Et dès lors la pièce entre de plein fouet dans une modernité qui justifie non seulement qu'elle soit remontée mais également qu'elle soit retraduite. Certes nous ne connaissons peut-être pas tous personnellement des Mulligan, des Miss Mossie, des Halibut et des Angela, mais ils existent encore, oh oui, et pas seulement en Irlande, soyons-en bien persuadés, et en bien plus grand nombre qu'on ne saurait imaginer. Le moralisme est victorieux, regardons du côté des Etats Unis et de son "politically correct" bien sûr, mais regardons aussi chez nous où la jeunesse ne s'autorise pas la moindre anarchie et se conforme jusque dans ses tristes révoltes. Où les tragiques maladies qu'on connaît ont ruiné l'appétit sensuel de générations entières? Mais ces mêmes maladies ne sont-elles pas prétexte à faire resurgir des peurs et des comportements à peine enfouis par des années de fallacieuse libération des mœurs ?

Malgré tout, chacun fait comme il peut, O'Casey semble vouloir nous dire, aucun de ses personnages n'a droit à sa réprobation, surtout pas Mulligan, pitoyable certes, minable le plus souvent, mais touchant parce qu'humain, parce que vivant.

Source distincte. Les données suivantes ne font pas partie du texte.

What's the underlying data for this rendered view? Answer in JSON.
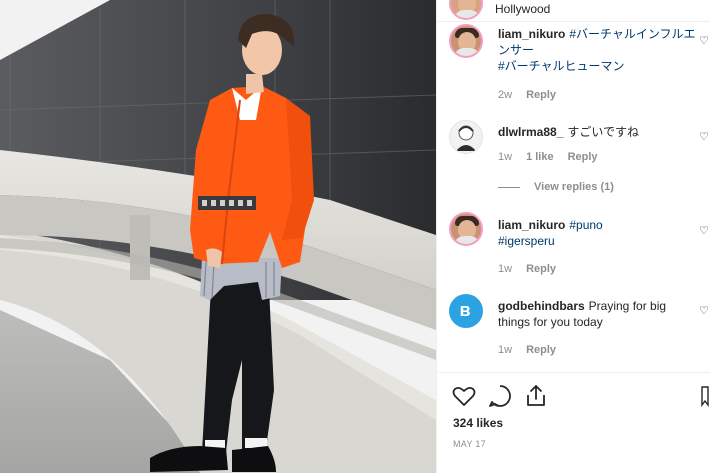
{
  "post": {
    "location": "Hollywood",
    "likes": "324 likes",
    "date": "MAY 17",
    "icons": {
      "like": "heart-outline-icon",
      "comment": "speech-bubble-icon",
      "share": "share-upload-icon",
      "save": "bookmark-icon"
    }
  },
  "comments": [
    {
      "user": "liam_nikuro",
      "text_tag1": "#バーチャルインフルエンサー",
      "text_tag2": "#バーチャルヒューマン",
      "time": "2w",
      "likes": "",
      "reply": "Reply"
    },
    {
      "user": "dlwlrma88_",
      "text": "すごいですね",
      "time": "1w",
      "likes": "1 like",
      "reply": "Reply",
      "view_replies": "View replies (1)"
    },
    {
      "user": "liam_nikuro",
      "text_tag1": "#puno",
      "text_tag2": "#igersperu",
      "time": "1w",
      "likes": "",
      "reply": "Reply"
    },
    {
      "user": "godbehindbars",
      "text": "Praying for big things for you today",
      "time": "1w",
      "likes": "",
      "reply": "Reply"
    }
  ],
  "colors": {
    "jacket": "#ff5a14",
    "link": "#00376b",
    "meta": "#8e8e8e",
    "story_ring": "#f3a0c0",
    "blue_avatar": "#2ba3e3"
  }
}
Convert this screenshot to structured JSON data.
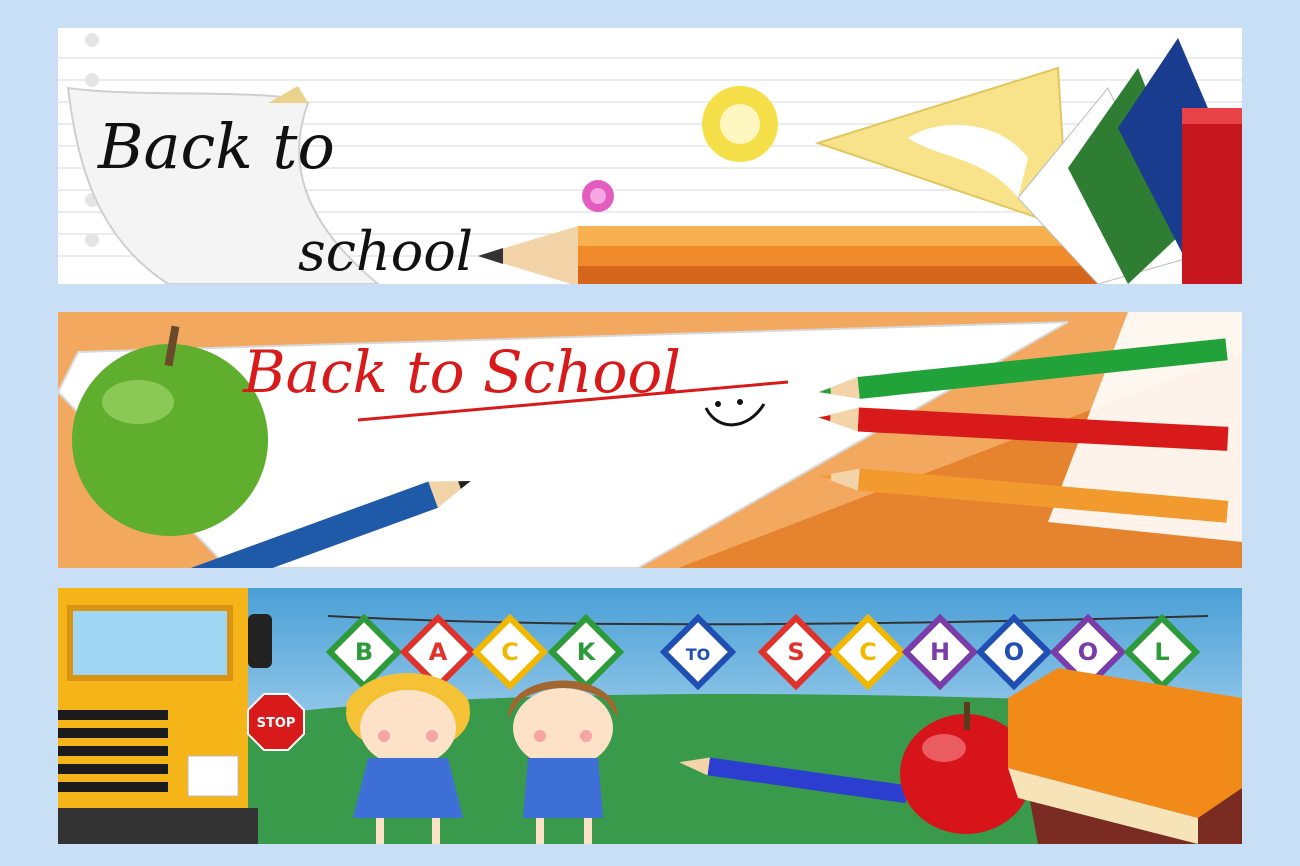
{
  "banners": [
    {
      "id": "b1",
      "line1": "Back to",
      "line2": "school"
    },
    {
      "id": "b2",
      "text": "Back to School"
    },
    {
      "id": "b3",
      "flags": [
        {
          "letter": "B",
          "color": "#2e9b3b"
        },
        {
          "letter": "A",
          "color": "#e0312b"
        },
        {
          "letter": "C",
          "color": "#f2b800"
        },
        {
          "letter": "K",
          "color": "#2e9b3b"
        },
        {
          "letter": "TO",
          "color": "#1f4fb3"
        },
        {
          "letter": "S",
          "color": "#e0312b"
        },
        {
          "letter": "C",
          "color": "#f2b800"
        },
        {
          "letter": "H",
          "color": "#7a3ca8"
        },
        {
          "letter": "O",
          "color": "#1f4fb3"
        },
        {
          "letter": "O",
          "color": "#7a3ca8"
        },
        {
          "letter": "L",
          "color": "#2e9b3b"
        }
      ],
      "stop_sign": "STOP"
    }
  ],
  "colors": {
    "page_bg": "#c8dff5",
    "apple_green": "#5fae2e",
    "apple_red": "#d6141a",
    "bus_yellow": "#f5b418",
    "grass": "#3a9a4c",
    "sky": "#8fc7ea"
  }
}
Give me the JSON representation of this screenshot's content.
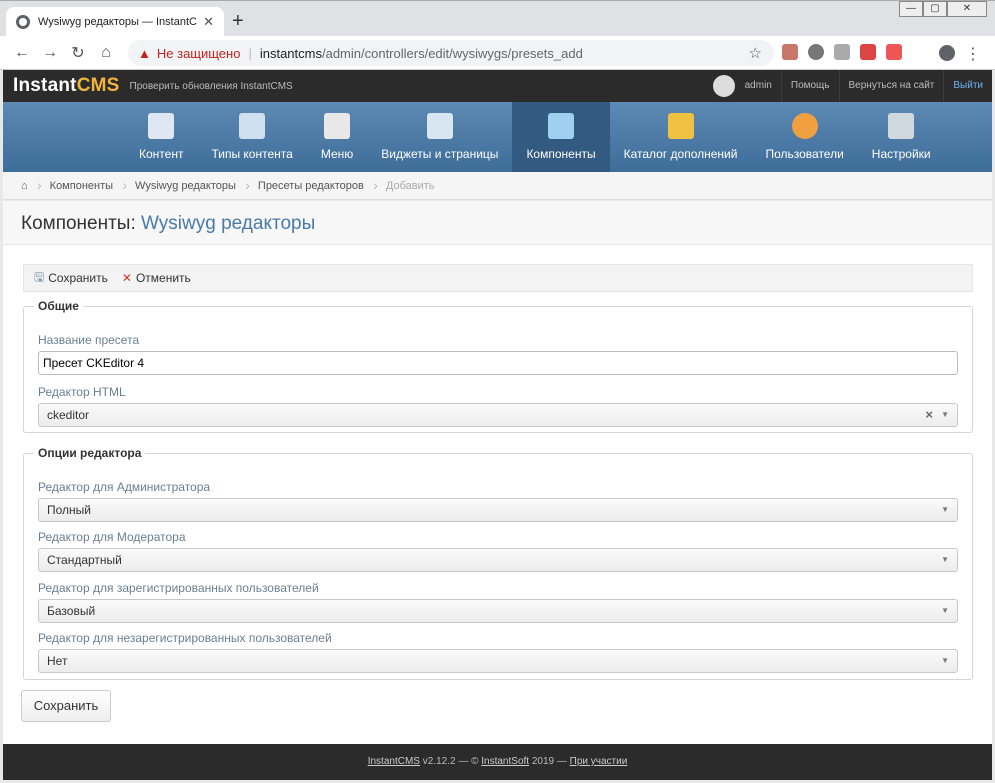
{
  "browser": {
    "tab_title": "Wysiwyg редакторы — InstantCMS",
    "new_tab": "+",
    "address": {
      "warning": "Не защищено",
      "host": "instantcms",
      "path": "/admin/controllers/edit/wysiwygs/presets_add"
    }
  },
  "cms": {
    "logo_a": "Instant",
    "logo_b": "CMS",
    "update_link": "Проверить обновления InstantCMS",
    "user": "admin",
    "help": "Помощь",
    "back_to_site": "Вернуться на сайт",
    "logout": "Выйти"
  },
  "nav": [
    {
      "label": "Контент",
      "color": "#dfe8f2"
    },
    {
      "label": "Типы контента",
      "color": "#cfe0f0"
    },
    {
      "label": "Меню",
      "color": "#e8e8e8"
    },
    {
      "label": "Виджеты и страницы",
      "color": "#d8e6f2"
    },
    {
      "label": "Компоненты",
      "color": "#9fd0f0"
    },
    {
      "label": "Каталог дополнений",
      "color": "#f0c040"
    },
    {
      "label": "Пользователи",
      "color": "#f0a040"
    },
    {
      "label": "Настройки",
      "color": "#d0d8e0"
    }
  ],
  "breadcrumbs": [
    "Компоненты",
    "Wysiwyg редакторы",
    "Пресеты редакторов",
    "Добавить"
  ],
  "page": {
    "title": "Компоненты:",
    "subtitle": "Wysiwyg редакторы"
  },
  "actions": {
    "save": "Сохранить",
    "cancel": "Отменить"
  },
  "group_general": {
    "legend": "Общие",
    "preset_name_label": "Название пресета",
    "preset_name_value": "Пресет CKEditor 4",
    "editor_label": "Редактор HTML",
    "editor_value": "ckeditor"
  },
  "group_options": {
    "legend": "Опции редактора",
    "admin_label": "Редактор для Администратора",
    "admin_value": "Полный",
    "moder_label": "Редактор для Модератора",
    "moder_value": "Стандартный",
    "reg_label": "Редактор для зарегистрированных пользователей",
    "reg_value": "Базовый",
    "guest_label": "Редактор для незарегистрированных пользователей",
    "guest_value": "Нет"
  },
  "submit_label": "Сохранить",
  "footer": {
    "product": "InstantCMS",
    "version": " v2.12.2 — © ",
    "company": "InstantSoft",
    "year": " 2019 — ",
    "support": "При участии"
  }
}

Et encore plus vrai pour Angela. Humaine elle aussi. Féminine. Sincère jusque dans ses jeux. Finalement l'avertissement lancé par O'Casey au travers de ces deux paumés de la vie amoureuse, est que le pire pêché est peut-être l'absence de générosité. C'est cela que Mulligan va payer, cher, très cher. Jusqu'à la folie presque, jusqu'à l'opprobre.

Alors, en ces matières, puisque la pièce s'inscrit dans un maintenant et dans un bientôt immédiat, autant appeler un chat un chat, autant dire cul pour parler de cul, autant utiliser des mots de maintenant pour dire maintenant. O'Casey a fait preuve d'un culot phénoménal en écrivant cette pièce-là à ce moment-là, il lui a d'ailleurs fallu quitter sa ville pour dire cette ville, son pays pour dire ce pays. Alors ne le laissons pas confiné dans les tristes retombées de la pensée De Valerienne et dans ses meublés dublinois, convions-le chez nous, où il y a encore du boulot à pourfendre les idées reçues et à protéger les jolies filles qui ont envie de profiter de la vie et les jeunes hommes qui en chialent de ne pas savoir s'envoyer en l'air.

Angela, qui est Angela? Ni une vamp, ni une putain, une brave fille en somme, vous savez la voisine du deuxième, mais non celle-là là qui habite au coin de la rue, tiens elle s'est coupé les cheveux. Brune, blonde, rousse, irlandaise, française ou guatémaltèque, on s'en fout, c'est Angela, elle est comme ça, plus qu'un personnage, une personne. Angela quoi.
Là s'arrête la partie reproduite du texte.